Hier Auszüge aus meiner Diplomarbeit zur Schizophrenie:
Schädliche familiäre Interaktionsmechanismen beeinflussen die Manifestation der Schizo-phrenie. Die Forschung dieses Bereiches konzentrierte sich auf die Inhalte der in den letzten Jahren geprägten Schlagworte: 'Communication Deviance' (CD) (Wynne & Singer, 1963), 'Expressed Emotion' (EE) (Brown et al., 1972) und 'Affective Style' (AS) (Doane et al., 1985). Es wurde festgestellt, daß vor allem CD und AS allen Erkrankungen das Schizo-phreniespektrum vorhergingen (Wynne et al., 1977); eine Interaktion zwischen diesen Faktoren und einer möglichen biologischen Prädisposition wurde vermutet (Tierani, 1991). Innerhalb der Kommunikation zwischen Eltern und Kindern bezeichnet CD das Ausmaß an kommunikativer und argumentativer Unklarheit des Senders (Elternteil), dessen Unfähigkeit, seine Belange klar und deutlich auszudrücken. Mit EE ist jede wie auch immer ausgedrückte Einstellung und Haltung der Eltern gemeint, die durch Kritik- oder Feindseligkeitsäußerungen gegenüber dem Probanden oder durch übermäßige emotionale Verwicklung (z.B. in das Krankheitsgeschehen oder die Situation) gekennzeichnet ist. Schizophrene Probanden, die nach ihrem Klinikaufenthalt in eine Familie mit hohem EE-Potential entlassen wurden, wurden innerhalb des darauffolgenden Jahres zwei- bis dreimal häufiger akut krank als Probanden, die in Familien mit geringem EE-Potential zurückkehrten (Parker & Hadzi-Pavlovic, 1990).

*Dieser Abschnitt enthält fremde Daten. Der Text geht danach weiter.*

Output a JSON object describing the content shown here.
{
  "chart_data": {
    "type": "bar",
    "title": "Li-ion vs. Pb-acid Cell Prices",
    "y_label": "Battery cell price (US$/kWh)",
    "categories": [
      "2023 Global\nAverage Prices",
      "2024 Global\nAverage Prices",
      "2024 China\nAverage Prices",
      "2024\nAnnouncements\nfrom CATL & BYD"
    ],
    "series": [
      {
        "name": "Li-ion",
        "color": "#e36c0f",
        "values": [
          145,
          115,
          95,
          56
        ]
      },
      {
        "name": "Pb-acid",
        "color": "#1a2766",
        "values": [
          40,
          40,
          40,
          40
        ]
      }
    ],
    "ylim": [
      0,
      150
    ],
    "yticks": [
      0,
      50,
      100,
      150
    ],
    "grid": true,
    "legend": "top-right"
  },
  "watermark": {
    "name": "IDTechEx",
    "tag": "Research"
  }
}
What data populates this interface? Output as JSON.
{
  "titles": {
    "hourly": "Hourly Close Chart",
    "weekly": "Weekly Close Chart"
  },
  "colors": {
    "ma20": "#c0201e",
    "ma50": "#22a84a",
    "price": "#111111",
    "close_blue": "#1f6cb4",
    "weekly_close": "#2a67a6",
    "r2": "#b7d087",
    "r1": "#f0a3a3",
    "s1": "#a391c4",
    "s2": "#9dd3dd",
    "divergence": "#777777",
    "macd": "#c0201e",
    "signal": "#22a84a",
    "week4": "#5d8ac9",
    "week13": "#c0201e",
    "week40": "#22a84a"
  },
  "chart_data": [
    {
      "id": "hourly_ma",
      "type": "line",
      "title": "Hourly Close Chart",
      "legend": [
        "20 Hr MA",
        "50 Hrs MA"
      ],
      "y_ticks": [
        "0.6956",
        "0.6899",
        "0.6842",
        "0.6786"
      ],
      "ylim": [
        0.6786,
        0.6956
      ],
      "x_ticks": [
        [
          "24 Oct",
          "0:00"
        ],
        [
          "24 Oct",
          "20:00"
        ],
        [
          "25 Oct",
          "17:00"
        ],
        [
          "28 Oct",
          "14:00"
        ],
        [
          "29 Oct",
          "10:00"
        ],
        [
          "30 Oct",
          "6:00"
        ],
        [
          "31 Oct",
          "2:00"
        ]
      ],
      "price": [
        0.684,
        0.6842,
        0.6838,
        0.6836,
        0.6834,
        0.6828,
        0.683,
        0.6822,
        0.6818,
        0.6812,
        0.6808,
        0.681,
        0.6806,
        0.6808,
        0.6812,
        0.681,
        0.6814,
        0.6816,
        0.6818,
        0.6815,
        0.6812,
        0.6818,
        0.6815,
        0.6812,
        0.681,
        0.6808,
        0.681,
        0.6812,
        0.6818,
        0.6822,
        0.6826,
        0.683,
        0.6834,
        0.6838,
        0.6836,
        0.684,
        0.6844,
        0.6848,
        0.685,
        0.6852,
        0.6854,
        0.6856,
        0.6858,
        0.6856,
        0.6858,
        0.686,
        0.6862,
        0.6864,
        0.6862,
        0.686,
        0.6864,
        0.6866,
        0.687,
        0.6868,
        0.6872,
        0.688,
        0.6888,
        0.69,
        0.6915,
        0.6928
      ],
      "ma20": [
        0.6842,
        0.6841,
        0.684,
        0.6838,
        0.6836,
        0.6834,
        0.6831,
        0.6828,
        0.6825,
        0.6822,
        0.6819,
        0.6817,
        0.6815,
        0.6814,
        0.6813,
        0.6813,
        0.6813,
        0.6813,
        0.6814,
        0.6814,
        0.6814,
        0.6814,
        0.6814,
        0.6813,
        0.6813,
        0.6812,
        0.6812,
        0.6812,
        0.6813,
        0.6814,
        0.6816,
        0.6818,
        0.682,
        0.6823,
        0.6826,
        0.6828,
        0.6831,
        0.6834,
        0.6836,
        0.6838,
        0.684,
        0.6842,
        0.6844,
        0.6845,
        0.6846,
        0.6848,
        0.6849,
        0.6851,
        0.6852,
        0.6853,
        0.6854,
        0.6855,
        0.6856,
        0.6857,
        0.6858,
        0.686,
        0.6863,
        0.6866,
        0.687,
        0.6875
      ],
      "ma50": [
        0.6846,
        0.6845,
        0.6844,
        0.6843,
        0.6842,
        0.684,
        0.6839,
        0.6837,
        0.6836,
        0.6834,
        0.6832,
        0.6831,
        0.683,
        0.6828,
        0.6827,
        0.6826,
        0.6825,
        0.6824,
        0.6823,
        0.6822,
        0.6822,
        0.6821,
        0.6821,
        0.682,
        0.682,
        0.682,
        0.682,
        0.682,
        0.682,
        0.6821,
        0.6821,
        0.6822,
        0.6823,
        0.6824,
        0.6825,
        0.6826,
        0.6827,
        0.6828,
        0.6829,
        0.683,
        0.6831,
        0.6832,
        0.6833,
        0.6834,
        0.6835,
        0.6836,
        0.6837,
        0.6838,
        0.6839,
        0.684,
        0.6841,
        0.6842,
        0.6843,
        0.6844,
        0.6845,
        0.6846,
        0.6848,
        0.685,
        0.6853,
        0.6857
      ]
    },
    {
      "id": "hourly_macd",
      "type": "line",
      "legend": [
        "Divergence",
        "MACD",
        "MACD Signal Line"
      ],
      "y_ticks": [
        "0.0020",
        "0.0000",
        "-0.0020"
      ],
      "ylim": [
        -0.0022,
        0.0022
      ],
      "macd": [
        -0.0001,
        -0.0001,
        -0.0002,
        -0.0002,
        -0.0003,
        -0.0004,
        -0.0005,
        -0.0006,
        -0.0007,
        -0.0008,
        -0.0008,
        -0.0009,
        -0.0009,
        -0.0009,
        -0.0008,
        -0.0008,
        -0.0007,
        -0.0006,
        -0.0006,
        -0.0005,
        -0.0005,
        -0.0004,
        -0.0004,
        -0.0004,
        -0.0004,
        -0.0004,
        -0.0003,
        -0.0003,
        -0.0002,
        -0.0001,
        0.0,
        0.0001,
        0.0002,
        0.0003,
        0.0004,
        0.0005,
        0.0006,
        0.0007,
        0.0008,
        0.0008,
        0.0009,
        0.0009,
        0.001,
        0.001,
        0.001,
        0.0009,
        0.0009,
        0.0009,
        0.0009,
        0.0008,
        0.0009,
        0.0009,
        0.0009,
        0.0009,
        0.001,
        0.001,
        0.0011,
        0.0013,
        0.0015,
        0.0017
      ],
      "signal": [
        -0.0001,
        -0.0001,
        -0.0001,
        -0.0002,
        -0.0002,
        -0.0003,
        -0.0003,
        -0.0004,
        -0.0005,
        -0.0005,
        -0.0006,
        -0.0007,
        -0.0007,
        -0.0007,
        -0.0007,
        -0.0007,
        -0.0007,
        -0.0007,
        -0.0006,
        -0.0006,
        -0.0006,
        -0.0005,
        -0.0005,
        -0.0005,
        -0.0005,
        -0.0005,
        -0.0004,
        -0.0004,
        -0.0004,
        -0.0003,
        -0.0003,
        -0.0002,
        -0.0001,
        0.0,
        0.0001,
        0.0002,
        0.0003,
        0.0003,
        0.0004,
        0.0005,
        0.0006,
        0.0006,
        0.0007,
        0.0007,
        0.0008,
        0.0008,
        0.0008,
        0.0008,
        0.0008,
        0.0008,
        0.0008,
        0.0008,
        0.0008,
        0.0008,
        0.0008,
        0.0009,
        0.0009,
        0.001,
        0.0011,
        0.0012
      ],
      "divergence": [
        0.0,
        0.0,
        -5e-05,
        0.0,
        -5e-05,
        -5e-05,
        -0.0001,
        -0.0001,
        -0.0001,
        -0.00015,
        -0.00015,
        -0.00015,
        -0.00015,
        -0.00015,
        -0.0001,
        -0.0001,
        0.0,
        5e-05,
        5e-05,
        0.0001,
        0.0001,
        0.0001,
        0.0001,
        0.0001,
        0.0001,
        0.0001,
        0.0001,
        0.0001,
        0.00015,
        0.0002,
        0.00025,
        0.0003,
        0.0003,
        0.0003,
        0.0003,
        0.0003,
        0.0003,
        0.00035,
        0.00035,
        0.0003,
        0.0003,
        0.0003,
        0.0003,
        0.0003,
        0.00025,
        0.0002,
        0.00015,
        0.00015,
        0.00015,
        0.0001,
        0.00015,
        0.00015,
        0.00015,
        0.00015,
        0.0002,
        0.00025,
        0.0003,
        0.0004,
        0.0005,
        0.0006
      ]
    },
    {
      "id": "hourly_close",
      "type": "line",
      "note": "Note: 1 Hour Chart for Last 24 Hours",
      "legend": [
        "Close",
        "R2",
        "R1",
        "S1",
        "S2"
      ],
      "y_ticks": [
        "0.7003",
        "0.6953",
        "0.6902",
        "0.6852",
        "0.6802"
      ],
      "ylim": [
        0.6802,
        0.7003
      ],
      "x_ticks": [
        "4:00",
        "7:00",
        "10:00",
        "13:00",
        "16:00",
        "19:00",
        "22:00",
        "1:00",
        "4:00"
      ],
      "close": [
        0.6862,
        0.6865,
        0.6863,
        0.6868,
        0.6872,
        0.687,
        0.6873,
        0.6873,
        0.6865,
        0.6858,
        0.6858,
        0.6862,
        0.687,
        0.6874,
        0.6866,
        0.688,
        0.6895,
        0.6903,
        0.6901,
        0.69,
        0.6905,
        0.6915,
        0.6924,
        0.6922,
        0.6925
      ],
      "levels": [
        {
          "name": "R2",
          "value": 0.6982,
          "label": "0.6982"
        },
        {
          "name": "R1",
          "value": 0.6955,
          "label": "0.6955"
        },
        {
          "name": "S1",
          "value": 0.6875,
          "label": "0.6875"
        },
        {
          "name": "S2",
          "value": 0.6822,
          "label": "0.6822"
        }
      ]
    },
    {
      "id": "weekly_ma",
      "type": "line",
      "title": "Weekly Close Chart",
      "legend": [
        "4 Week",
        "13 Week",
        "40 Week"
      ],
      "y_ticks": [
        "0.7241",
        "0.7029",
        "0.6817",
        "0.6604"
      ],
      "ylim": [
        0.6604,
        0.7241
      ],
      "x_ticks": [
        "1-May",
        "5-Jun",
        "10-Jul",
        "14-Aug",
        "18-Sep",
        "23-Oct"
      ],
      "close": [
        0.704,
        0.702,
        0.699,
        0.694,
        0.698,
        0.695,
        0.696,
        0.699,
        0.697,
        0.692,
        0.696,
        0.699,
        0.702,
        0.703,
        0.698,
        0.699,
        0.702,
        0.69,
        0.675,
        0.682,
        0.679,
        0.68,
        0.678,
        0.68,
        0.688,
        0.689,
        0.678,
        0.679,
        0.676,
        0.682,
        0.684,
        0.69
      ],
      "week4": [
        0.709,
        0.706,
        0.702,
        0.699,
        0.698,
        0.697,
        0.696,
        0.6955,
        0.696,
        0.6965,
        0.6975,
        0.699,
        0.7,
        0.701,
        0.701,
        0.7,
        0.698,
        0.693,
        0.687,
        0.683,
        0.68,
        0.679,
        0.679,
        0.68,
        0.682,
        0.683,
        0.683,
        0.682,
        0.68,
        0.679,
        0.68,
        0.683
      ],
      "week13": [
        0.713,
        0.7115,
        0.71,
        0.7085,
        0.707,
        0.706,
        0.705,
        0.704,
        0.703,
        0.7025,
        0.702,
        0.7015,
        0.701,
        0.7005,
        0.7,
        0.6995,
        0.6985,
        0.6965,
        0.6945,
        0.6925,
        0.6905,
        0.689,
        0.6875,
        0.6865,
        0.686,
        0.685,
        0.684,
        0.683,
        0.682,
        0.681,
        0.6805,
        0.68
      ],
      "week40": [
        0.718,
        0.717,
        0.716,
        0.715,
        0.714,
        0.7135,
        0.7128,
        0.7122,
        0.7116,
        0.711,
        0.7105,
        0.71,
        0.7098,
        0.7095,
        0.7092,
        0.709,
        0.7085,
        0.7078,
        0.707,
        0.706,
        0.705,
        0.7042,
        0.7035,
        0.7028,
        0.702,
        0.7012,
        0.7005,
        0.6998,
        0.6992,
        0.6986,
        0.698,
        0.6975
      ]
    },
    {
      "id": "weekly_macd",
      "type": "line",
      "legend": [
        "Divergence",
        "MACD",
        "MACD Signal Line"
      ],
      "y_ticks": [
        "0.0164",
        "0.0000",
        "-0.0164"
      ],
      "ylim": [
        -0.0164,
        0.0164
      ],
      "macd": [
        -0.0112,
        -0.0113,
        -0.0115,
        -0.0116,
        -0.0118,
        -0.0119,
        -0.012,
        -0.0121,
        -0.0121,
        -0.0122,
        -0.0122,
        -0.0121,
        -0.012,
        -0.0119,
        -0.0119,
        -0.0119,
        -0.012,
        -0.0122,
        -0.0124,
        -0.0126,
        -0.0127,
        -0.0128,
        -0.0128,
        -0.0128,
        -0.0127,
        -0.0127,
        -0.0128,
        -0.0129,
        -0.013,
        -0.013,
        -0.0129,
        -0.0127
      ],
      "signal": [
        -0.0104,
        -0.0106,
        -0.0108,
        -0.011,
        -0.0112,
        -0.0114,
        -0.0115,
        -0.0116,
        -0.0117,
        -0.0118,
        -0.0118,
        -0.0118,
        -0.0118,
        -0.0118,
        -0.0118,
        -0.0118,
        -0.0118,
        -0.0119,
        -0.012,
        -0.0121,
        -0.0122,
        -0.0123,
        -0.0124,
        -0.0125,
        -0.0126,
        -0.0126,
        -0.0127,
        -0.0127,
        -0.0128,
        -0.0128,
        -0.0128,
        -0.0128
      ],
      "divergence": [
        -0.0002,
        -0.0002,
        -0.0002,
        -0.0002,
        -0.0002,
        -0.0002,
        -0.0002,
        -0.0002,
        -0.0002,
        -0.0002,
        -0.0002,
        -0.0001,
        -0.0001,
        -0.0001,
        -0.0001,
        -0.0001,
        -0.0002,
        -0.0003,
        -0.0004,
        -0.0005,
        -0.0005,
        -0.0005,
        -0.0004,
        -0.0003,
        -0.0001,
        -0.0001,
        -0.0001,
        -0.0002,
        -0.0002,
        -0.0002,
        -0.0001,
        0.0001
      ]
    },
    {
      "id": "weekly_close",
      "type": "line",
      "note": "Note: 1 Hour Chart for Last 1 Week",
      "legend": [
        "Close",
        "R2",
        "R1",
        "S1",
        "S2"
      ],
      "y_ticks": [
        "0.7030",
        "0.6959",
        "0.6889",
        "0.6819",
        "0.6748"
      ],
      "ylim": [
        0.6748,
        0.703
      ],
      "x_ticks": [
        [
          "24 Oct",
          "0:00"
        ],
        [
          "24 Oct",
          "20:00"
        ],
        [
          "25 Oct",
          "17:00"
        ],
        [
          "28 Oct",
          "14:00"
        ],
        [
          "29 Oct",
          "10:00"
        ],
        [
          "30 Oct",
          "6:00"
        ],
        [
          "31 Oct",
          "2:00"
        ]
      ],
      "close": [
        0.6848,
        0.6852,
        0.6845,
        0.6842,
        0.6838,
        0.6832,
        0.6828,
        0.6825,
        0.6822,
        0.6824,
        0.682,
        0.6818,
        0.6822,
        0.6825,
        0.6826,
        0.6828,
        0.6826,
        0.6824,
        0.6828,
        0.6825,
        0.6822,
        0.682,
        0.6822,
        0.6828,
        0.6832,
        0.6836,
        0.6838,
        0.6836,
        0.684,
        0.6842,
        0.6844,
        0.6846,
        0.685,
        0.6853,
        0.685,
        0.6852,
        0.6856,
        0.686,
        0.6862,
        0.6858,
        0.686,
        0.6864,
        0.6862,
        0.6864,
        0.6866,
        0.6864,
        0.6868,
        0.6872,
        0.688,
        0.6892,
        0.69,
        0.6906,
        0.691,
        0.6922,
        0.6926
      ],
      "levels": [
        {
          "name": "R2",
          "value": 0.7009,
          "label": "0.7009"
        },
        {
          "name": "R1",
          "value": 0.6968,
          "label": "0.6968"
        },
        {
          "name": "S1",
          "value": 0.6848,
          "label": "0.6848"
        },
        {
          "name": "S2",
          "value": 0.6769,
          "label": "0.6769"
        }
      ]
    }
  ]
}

AS meint das Interaktionsverhalten der Bezugsperson mit dem Betroffenen primär in Problemlösungssituationen und kann als EE-Untergruppe verstanden werden. Die Diskussion kann bösartig, das heißt mit einem hohen Anteil an Schuldzuweisungen der emotional verwickelten Eltern und insbesondere persönlich angreifenden Stellungnahmen der Eltern (Strachan et al., 1986; Miklowitz et al., 1989), verlaufen. Auch AS fördert den Rückfall (Doane et al., 1985). Es wird vermutet, daß EE und AS die innere Anspannung der Betroffenen extrem erhöhen. Dies könnte eine Steigerung der Neurotransmitterausschüttung herbeiführen, die ihrerseits den Rückfall herbeiführen könnte (Miklowitz, 1994). Elterliche CD/EE steht nachweislich in direkter Verbindung mit frühen Vulnerabilitätszeichen ihrer Nachkommen. Wynne et al. (1977) fanden einen monotonen Zusammenhang zwischen dem parentalen CD-Ausmaß und der Art der infantilen Störung, sowie der Störungsausprägung. Die Kommunikation der Eltern schizophrener Probanden wich innerhalb des Rahmens aller schizophrenieformen Störungsbilder am deutlichsten von der Norm ab. Konversationsaufzeichnungen aus Familien mit Anzeichen präschizophrenen Kindverhaltens verdeutlichten eine signifikant erhöhte mütterliche CD/EE (Doane et al., 1982; Velligan et al., 1988; Leudar, Thomas & Johnstone, 1994; Taylor, Reed & Berenbaum, 1994; Velligan et al., 1995). Vom Normalen abweichende Kommunikationen wurden sowohl zwischen biologischen Eltern und schizophrenen Nachkommen als auch zwischen Adoptiveltern und schizophrenen Adoptivkindern nachgewiesen; dies fiel besonders bei einem Vergleich zwischen diesen Eltern und Adoptiveltern genetisch unbelasteter und gesunder Kinder auf (Wynne et al., 1976). Dieses Ergebnis läßt vermuten, daß auch das Wissen um die potentielle Krankheit eine Störgröße sein könnte.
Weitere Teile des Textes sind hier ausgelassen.